The article "How Much Risk is Necessary to Grow Your Business?" talks about entrepreneurialism, it has been written by Vishal P. Rao.
A business owner is thoroughly responsible for their own financial survival and possibly the financial survival of their epmloyees. Business owners, for the most part, seem to be "risk takers", who really don't easily "go with the flow". They are inventive and somewhat confident, as just having their own business does mandate that they possess these qualities.However, the ability to live with risk is really much a personal issue. Some business owners can live with more risk than otehrs and can manage the risk better than others.Having the ability to effectively manage risk is imperative for a successful business venture. Therefore business owners need to be able to effectively judge how much risk is "acceptable" and which business ventures are inherently "too risky" and therefore perhaps harmful to the business overall.While all businesses must grow and change continually in order to survive, every time a business makes a decision to expand or increase its offerings, a modicum of risk does exsit. Most businesses face rsiks when they incorporate new offerings into their current ones, take on new employees, when they change their marketing techniques sufficiently, or when they expand into new areas of business above and beyond the general core or "parent" business.Each time a new project, venture or offering is added to a business, "risk containment" should be employed.

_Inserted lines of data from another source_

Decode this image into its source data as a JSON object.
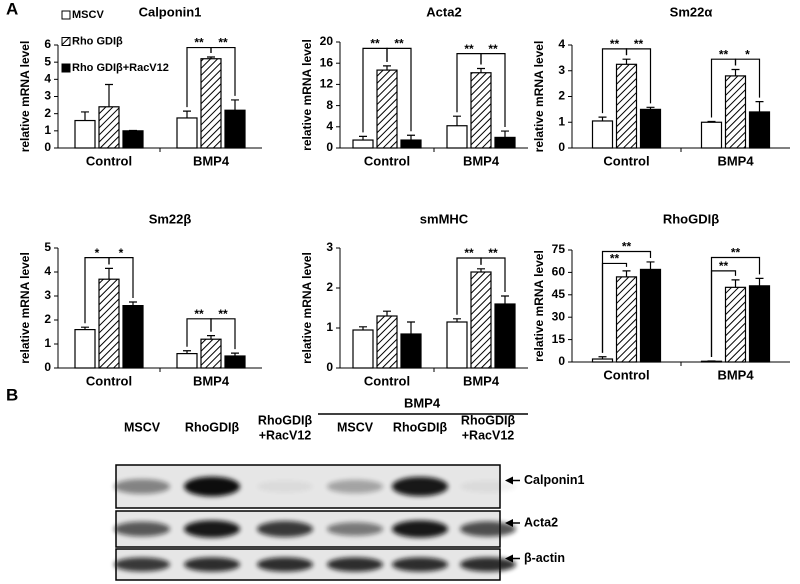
{
  "panels": {
    "a": "A",
    "b": "B"
  },
  "chart_data": [
    {
      "type": "bar",
      "title": "Calponin1",
      "ylabel": "relative mRNA level",
      "categories": [
        "Control",
        "BMP4"
      ],
      "ylim": [
        0,
        6
      ],
      "yticks": [
        0,
        1,
        2,
        3,
        4,
        5,
        6
      ],
      "legend": "upper left",
      "series": [
        {
          "name": "MSCV",
          "color": "#ffffff",
          "values": [
            1.6,
            1.75
          ],
          "errors": [
            0.5,
            0.4
          ]
        },
        {
          "name": "Rho GDIβ",
          "color": "hatch",
          "values": [
            2.4,
            5.2
          ],
          "errors": [
            1.3,
            0.1
          ]
        },
        {
          "name": "Rho GDIβ+RacV12",
          "color": "#000000",
          "values": [
            1.0,
            2.2
          ],
          "errors": [
            0.02,
            0.6
          ]
        }
      ],
      "annotations": [
        "**",
        "**"
      ]
    },
    {
      "type": "bar",
      "title": "Acta2",
      "ylabel": "relative mRNA level",
      "categories": [
        "Control",
        "BMP4"
      ],
      "ylim": [
        0,
        20
      ],
      "yticks": [
        0,
        4,
        8,
        12,
        16,
        20
      ],
      "series": [
        {
          "color": "#ffffff",
          "values": [
            1.5,
            4.2
          ],
          "errors": [
            0.7,
            1.8
          ]
        },
        {
          "color": "hatch",
          "values": [
            14.7,
            14.2
          ],
          "errors": [
            0.8,
            0.8
          ]
        },
        {
          "color": "#000000",
          "values": [
            1.5,
            2.0
          ],
          "errors": [
            0.9,
            1.2
          ]
        }
      ],
      "annotations": [
        "**",
        "**",
        "**",
        "**"
      ]
    },
    {
      "type": "bar",
      "title": "Sm22α",
      "ylabel": "relative mRNA level",
      "categories": [
        "Control",
        "BMP4"
      ],
      "ylim": [
        0,
        4
      ],
      "yticks": [
        0,
        1,
        2,
        3,
        4
      ],
      "series": [
        {
          "color": "#ffffff",
          "values": [
            1.05,
            1.0
          ],
          "errors": [
            0.15,
            0.03
          ]
        },
        {
          "color": "hatch",
          "values": [
            3.25,
            2.8
          ],
          "errors": [
            0.2,
            0.25
          ]
        },
        {
          "color": "#000000",
          "values": [
            1.5,
            1.4
          ],
          "errors": [
            0.08,
            0.4
          ]
        }
      ],
      "annotations": [
        "**",
        "**",
        "**",
        "*"
      ]
    },
    {
      "type": "bar",
      "title": "Sm22β",
      "ylabel": "relative mRNA level",
      "categories": [
        "Control",
        "BMP4"
      ],
      "ylim": [
        0,
        5
      ],
      "yticks": [
        0,
        1,
        2,
        3,
        4,
        5
      ],
      "series": [
        {
          "color": "#ffffff",
          "values": [
            1.6,
            0.6
          ],
          "errors": [
            0.1,
            0.12
          ]
        },
        {
          "color": "hatch",
          "values": [
            3.7,
            1.2
          ],
          "errors": [
            0.45,
            0.15
          ]
        },
        {
          "color": "#000000",
          "values": [
            2.6,
            0.5
          ],
          "errors": [
            0.15,
            0.12
          ]
        }
      ],
      "annotations": [
        "*",
        "*",
        "**",
        "**"
      ]
    },
    {
      "type": "bar",
      "title": "smMHC",
      "ylabel": "relative mRNA level",
      "categories": [
        "Control",
        "BMP4"
      ],
      "ylim": [
        0,
        3
      ],
      "yticks": [
        0,
        1,
        2,
        3
      ],
      "series": [
        {
          "color": "#ffffff",
          "values": [
            0.95,
            1.15
          ],
          "errors": [
            0.08,
            0.08
          ]
        },
        {
          "color": "hatch",
          "values": [
            1.3,
            2.4
          ],
          "errors": [
            0.12,
            0.08
          ]
        },
        {
          "color": "#000000",
          "values": [
            0.85,
            1.6
          ],
          "errors": [
            0.3,
            0.2
          ]
        }
      ],
      "annotations": [
        "**",
        "**"
      ]
    },
    {
      "type": "bar",
      "title": "RhoGDIβ",
      "ylabel": "relative mRNA level",
      "categories": [
        "Control",
        "BMP4"
      ],
      "ylim": [
        0,
        75
      ],
      "yticks": [
        0,
        15,
        30,
        45,
        60,
        75
      ],
      "series": [
        {
          "color": "#ffffff",
          "values": [
            2,
            0.5
          ],
          "errors": [
            1.5,
            0.2
          ]
        },
        {
          "color": "hatch",
          "values": [
            57,
            50
          ],
          "errors": [
            4,
            5
          ]
        },
        {
          "color": "#000000",
          "values": [
            62,
            51
          ],
          "errors": [
            5,
            5
          ]
        }
      ],
      "annotations": [
        "**",
        "**",
        "**",
        "**"
      ]
    }
  ],
  "blot": {
    "group": "BMP4",
    "lanes": [
      [
        "MSCV"
      ],
      [
        "RhoGDIβ"
      ],
      [
        "RhoGDIβ",
        "+RacV12"
      ],
      [
        "MSCV"
      ],
      [
        "RhoGDIβ"
      ],
      [
        "RhoGDIβ",
        "+RacV12"
      ]
    ],
    "rows": [
      "Calponin1",
      "Acta2",
      "β-actin"
    ]
  }
}
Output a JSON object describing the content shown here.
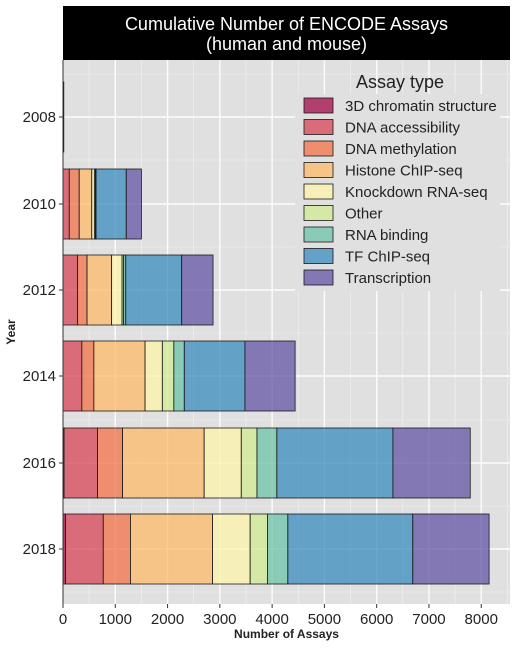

It is never possible to eliminate all risks completely, but containing risks to an acceptable level will enhance the experience and keep the overall losses at an acceptable level, if fialure of the new venture or offering does occur.Business owners need to assess the risk using the following principles:1. Is that risk necessary for the fruther development of the business? If so, why? 2. Is that risk attainbale for the business? If so, why?3. Is that risk affrodable for the business? If not, then it shouldn't be done.
A strict, realistic assessment of funds available and a budget should be worked out before a business embarks on any type of expansion or addiiton to its present offerings.4. Is the "timing" right for the new addition or venture? Many times, if a business is experiencing a downward cycle or other financially stressful barriers, expansions or additions are best left for a second period in the life of a business.Many business owners make one of two serious mistakes: they either refuse to gamble at all, and don't therefore grow their business appropriately, or they gamble too much, exposing their business to such a high degree of risk that eventually the business finds itself in financial difficulties.Example A: John has owned his own print shop for several decades, during which time he has enjoyed much success. The newset technologies, though, could increase John's clientele and the speed at which he delivers his goods to existing clients. John, though, is thoroughly risk aversive, concerned abuot the expense of expenditures that would follow incorporation of the latest technologies, and therefore, John does not incorporate them. As a result, he has lost existing clients and many times fails to add new ones, effectively hurting his bottom line.Example B: Miriam owns her own real estate company and does really well with it, employing ten human being. Miriam feels the need for new challenges however, and deicdes to buy several investment houses herself. The houses she buys are extrmeely expensive, and need much upkeep. In order to purchase them, Miriam borrows "against" her existing business, using that as collateral for the loans she must acquire.
Within mere months, Miriam experiecnes several major repairs needed on each of the newly acquired buildings. She then must borrow yet again to afford these, and finds herself going deeper and deeper into debt. It becomes a struggle finally, to even "hold onto" the original business, as she at that moment owes enormously to several creditors.As you can see, John, is much too risk aversive, while Miriam failed to take into consiedration the many difficulties that could occur with large-scale expansion of that sort. Neither is correct in their assessment or approach to risk management and each has hurt their own businesses as a result.The old adage, "Slow but steady, wins the race" really applies significantly to business and appropriate risk management wtihin a business. Business owners should plan thoroughly and weigh their risks completely before proceeding with any new venture or expansion. However, businesses also need "planned growth" throughout given periods.Business owners need to use their judgment wsiely at all times, and use it well, when considering appropriate risk management techniques.Vishal P.
Rao is the owner of: http://www.Work-at-home-forum.Com/
An online community of human benig who work at home.